We had lunch nearby the Hpaung Daw U Pagoda that we visited before. It houses five small golden images of Buddha, which have been covered with so many gold leaves that it’s impossible to see their original structure.

After lunch, we asked our captain to go to Shwe Indein Pagoda. It wasn’t included in the tour but we wanted to make the most of our day.
It was a very nice ride on a small creek with paddy fields on both sides. If you’re lucky enough, you’ll be able to spot some water buffaloes in the field or in the creek itself.

We arrived to a small village and went directly to the stairs as we had a tight schedule.

I really regret that I didn’t take the time to buy the nicest paintings of monks I’ve seen during the trip. Once at the top of the stairs, we were surrounded by hundreds and hundreds of stupas. Some older that other. As usual in Myanmar, they like to mix old and new.

With my Korean friends
On our way back to Nyaung Shwe, we stopped at the Nga Hpe Kyaung Monestary, famous for its jumping cats. Unfortunately, we arrived to late to really enjoy the place and see the cats performed. I don’t even know if they were still performing at that time but they for sure don’t any more. However, the place is still full of cats.
We finally finished by the floating gardens before going back to the guesthouse.

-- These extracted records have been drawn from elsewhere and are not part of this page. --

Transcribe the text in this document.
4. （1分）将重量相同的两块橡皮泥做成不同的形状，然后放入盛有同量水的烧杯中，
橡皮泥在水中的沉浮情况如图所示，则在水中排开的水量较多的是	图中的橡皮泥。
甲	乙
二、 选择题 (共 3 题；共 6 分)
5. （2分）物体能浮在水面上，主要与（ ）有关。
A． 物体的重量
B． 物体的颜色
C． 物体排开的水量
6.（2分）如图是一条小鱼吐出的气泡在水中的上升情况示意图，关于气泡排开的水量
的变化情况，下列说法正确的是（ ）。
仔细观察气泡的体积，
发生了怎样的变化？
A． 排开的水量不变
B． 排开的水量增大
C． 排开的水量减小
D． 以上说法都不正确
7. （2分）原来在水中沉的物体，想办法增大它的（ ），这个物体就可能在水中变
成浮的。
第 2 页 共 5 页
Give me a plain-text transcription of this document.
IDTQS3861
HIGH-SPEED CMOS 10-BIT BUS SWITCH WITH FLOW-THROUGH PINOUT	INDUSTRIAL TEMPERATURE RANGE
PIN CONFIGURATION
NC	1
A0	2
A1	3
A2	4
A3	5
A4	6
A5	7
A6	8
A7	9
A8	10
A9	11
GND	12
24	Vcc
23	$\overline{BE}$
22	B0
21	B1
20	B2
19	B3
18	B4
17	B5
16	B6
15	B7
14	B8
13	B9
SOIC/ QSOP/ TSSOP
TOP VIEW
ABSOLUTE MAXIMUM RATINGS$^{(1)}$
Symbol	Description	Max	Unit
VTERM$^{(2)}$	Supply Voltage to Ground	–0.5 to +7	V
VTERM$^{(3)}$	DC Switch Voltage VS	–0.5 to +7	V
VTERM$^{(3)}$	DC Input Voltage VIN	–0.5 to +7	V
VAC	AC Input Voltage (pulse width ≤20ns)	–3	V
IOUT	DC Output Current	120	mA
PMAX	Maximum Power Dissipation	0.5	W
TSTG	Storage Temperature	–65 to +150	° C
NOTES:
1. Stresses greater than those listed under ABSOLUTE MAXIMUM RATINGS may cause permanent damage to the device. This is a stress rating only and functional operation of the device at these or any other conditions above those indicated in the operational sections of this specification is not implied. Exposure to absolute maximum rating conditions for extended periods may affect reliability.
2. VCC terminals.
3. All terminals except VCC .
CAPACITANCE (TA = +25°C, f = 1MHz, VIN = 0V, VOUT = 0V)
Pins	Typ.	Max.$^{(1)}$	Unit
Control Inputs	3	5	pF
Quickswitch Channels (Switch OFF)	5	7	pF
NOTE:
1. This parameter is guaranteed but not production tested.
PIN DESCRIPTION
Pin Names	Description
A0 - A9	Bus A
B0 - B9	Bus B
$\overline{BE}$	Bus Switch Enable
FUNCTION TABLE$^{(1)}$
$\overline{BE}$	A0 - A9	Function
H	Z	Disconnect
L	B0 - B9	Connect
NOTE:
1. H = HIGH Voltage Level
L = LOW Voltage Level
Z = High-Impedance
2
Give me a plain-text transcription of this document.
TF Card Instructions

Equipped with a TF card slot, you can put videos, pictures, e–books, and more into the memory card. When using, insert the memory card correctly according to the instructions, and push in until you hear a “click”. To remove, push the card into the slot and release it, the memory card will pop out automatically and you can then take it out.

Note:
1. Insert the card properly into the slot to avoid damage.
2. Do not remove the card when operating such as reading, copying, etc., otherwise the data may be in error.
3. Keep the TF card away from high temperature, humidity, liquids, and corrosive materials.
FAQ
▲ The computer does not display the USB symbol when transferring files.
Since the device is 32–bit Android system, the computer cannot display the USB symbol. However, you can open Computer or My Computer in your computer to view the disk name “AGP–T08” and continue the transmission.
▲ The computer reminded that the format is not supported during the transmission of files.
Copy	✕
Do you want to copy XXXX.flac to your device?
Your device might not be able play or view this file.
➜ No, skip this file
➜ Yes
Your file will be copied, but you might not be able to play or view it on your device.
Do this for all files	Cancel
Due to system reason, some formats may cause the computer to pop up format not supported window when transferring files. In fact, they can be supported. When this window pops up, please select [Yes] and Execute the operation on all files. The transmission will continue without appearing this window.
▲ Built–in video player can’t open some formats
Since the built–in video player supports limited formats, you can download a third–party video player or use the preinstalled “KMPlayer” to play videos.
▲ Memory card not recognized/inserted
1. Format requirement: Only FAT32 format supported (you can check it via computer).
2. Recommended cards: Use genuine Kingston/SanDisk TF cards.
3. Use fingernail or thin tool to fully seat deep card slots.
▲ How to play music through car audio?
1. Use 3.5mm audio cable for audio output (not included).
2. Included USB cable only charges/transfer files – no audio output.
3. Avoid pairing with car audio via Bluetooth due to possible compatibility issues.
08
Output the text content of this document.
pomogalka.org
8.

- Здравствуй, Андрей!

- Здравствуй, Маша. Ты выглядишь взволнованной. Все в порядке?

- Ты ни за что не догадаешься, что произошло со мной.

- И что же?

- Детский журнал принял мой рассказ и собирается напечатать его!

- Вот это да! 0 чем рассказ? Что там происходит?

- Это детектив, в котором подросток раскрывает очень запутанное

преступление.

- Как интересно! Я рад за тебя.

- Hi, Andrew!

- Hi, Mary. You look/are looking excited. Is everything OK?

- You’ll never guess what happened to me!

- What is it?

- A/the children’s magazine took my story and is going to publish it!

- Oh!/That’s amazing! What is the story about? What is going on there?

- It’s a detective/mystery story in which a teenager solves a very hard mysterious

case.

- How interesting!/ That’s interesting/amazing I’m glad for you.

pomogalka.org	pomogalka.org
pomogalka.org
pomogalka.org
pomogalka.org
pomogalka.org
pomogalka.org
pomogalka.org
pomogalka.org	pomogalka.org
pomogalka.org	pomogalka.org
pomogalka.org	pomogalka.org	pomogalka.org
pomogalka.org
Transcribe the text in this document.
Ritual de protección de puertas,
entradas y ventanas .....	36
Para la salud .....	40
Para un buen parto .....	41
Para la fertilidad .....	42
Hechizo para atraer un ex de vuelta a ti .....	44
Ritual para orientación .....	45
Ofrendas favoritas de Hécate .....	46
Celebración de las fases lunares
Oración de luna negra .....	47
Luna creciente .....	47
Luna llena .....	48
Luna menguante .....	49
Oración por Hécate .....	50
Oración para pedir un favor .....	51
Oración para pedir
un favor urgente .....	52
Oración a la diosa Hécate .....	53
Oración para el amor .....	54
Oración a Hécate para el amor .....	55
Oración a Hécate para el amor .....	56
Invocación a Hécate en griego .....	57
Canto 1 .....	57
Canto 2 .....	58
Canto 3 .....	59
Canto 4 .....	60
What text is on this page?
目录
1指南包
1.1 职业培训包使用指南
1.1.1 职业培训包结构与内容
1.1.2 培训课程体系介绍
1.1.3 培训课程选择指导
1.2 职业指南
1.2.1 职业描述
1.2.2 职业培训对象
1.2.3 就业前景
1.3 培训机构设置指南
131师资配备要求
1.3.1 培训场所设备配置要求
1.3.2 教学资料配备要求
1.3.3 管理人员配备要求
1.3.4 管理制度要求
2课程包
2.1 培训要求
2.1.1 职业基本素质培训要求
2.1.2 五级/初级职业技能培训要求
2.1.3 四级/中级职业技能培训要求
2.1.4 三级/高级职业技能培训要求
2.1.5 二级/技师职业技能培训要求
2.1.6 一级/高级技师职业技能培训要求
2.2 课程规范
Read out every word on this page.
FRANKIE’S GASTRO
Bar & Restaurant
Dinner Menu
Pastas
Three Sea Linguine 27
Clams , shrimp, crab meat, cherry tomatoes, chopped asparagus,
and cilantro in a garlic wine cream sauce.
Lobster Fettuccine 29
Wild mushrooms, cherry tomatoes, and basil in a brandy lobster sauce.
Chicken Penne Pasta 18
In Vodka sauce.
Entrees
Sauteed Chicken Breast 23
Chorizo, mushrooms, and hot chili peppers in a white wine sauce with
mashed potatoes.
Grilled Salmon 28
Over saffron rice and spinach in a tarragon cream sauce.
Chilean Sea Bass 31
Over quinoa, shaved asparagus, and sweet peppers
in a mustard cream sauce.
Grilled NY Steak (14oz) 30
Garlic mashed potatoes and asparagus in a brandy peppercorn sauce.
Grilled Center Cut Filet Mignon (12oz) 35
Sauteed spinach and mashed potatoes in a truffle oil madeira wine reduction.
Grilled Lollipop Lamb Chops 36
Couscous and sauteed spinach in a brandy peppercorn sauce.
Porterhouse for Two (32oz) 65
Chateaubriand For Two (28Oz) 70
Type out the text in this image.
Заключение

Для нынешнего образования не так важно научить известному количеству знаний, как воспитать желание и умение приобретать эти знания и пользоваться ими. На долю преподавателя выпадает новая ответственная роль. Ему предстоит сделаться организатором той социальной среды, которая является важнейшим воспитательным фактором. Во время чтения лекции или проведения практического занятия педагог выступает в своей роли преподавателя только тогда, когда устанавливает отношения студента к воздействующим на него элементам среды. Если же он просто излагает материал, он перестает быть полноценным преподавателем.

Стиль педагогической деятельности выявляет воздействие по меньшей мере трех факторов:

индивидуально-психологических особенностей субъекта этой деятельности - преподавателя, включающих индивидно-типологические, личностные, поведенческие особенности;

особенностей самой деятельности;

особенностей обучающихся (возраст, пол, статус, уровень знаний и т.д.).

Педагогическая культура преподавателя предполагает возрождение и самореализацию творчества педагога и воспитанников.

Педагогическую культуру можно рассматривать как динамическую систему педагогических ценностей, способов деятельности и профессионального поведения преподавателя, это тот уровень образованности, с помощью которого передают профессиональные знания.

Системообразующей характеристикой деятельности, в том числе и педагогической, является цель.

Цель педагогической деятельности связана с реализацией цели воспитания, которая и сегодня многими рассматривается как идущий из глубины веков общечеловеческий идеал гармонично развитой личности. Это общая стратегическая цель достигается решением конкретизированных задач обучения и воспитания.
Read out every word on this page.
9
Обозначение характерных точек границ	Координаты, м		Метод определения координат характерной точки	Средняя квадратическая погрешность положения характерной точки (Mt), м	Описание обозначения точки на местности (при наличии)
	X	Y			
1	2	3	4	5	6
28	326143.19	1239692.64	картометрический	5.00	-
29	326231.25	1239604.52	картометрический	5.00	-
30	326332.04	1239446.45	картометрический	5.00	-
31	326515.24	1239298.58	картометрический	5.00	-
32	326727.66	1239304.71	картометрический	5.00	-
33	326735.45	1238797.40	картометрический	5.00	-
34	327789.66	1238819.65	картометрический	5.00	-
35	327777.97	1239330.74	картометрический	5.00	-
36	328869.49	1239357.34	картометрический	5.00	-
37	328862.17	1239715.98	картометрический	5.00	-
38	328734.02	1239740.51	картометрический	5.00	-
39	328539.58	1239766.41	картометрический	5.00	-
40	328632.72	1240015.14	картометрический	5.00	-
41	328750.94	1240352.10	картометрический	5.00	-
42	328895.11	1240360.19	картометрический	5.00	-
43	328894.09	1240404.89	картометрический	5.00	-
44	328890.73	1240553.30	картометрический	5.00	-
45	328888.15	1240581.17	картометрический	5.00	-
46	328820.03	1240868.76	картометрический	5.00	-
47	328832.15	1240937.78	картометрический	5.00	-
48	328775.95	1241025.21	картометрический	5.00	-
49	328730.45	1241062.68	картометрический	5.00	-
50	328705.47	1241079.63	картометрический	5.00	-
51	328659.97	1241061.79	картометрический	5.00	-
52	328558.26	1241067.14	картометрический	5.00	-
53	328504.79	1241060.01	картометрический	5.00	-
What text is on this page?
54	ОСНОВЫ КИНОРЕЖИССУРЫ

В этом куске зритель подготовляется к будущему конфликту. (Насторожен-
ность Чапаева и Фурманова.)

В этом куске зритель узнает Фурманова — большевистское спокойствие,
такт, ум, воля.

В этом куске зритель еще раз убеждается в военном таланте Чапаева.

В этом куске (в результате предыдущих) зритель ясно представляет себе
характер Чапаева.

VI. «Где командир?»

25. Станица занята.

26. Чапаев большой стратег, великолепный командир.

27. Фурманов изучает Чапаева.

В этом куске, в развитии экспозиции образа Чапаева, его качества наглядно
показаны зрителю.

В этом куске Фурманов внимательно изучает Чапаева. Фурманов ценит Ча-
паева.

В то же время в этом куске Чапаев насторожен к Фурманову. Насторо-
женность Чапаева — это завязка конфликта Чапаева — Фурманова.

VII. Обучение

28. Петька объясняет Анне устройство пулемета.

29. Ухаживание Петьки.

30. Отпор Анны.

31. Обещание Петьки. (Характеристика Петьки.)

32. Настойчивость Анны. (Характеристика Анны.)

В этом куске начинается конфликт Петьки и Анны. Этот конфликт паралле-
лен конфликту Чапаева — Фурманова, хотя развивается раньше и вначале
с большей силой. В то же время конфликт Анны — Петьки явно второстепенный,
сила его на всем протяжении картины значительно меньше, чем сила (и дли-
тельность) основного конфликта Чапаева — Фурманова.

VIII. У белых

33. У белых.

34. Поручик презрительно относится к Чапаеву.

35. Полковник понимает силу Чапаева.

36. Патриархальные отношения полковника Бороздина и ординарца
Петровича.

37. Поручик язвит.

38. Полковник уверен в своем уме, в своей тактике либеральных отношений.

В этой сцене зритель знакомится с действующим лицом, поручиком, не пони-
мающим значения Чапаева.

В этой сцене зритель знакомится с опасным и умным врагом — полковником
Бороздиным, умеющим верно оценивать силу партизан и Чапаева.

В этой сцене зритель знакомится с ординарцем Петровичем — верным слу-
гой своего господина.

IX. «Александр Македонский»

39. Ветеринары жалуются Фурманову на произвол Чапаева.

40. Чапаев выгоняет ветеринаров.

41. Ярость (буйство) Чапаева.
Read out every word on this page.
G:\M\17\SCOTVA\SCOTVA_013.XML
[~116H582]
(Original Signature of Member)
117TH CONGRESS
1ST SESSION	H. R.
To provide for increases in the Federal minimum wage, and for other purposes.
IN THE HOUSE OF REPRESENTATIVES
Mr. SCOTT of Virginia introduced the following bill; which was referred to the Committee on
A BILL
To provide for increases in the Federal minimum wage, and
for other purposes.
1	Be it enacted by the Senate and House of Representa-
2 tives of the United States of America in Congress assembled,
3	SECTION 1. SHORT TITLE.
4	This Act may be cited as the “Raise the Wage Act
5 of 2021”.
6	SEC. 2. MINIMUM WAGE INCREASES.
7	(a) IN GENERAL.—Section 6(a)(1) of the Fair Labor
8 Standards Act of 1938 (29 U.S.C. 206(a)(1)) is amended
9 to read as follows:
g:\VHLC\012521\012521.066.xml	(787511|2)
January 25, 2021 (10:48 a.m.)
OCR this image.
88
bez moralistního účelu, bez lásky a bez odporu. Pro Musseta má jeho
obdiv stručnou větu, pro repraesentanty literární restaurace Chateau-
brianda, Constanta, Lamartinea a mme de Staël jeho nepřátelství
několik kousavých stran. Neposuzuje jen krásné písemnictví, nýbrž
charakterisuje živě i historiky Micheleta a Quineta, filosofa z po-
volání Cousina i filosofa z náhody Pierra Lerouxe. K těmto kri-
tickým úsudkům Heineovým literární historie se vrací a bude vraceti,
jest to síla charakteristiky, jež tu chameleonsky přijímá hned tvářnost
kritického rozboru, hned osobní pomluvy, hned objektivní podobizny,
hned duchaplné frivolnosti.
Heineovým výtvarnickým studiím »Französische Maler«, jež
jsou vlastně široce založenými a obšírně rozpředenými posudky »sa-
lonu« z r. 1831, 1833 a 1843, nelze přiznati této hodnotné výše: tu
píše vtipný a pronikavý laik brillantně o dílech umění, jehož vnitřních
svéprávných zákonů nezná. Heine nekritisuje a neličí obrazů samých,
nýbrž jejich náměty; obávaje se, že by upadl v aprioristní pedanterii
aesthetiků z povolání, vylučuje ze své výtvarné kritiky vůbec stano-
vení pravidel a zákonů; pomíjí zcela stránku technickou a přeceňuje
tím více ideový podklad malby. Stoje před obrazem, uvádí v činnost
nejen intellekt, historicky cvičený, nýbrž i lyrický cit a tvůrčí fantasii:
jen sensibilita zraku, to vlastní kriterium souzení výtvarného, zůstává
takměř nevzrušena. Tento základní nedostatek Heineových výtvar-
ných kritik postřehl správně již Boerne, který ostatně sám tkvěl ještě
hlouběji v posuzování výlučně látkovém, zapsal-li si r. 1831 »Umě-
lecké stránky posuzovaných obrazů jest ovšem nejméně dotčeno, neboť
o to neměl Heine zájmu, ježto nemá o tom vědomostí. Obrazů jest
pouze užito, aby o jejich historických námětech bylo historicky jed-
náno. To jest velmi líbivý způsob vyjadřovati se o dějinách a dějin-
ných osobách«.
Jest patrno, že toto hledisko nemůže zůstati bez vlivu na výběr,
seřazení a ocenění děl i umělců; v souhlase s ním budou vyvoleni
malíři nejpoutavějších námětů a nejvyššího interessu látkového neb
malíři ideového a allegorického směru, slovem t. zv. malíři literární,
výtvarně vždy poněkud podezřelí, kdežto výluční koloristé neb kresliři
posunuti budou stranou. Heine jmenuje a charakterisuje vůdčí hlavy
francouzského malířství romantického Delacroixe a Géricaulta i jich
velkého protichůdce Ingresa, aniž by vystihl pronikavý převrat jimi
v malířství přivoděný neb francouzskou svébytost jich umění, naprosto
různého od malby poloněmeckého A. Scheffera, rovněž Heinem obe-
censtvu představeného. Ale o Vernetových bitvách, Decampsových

The ride back was very nice as the sky took wonderful colours.

I have mixed feeling regarding this boat tour. I can definitely not say that it  left me a lasting memory. What I enjoyed the most what to catch scenes of daily life. 
But I’m quite concerned about the future of Inle Lake as there doesn’t seem to be any regulation regarding tourism and pollution. They should think about it before it becomes too late.
The fifth day was the day we were leaving to enjoy the beach. My boyfriend was such in a bad state and we both wondered how he would make the trip. I was so desperate to see him like this that I went to see the local doctor. Contrary to my expectations, he was a young man dressed as a Western guy (jeans, t-shirt and red Converse) and he spoke perfectly English. He told me that he studied Medecine in the US, which reassured me about his qualifications, and gave me some medicines but it’s quite hard to make a prescription without seeing the patient.
We didn’t explore the Inle Lake area as I wanted. Indeed, we didn’t make a trek and we missed one of the temples I absolutely wanted to see. But when one is sick, especially in such a country, it’s better to take it easy so I don’t have any regrets.
After all those adventures, we were very looking forward to doing nothing in Ngapali Beach.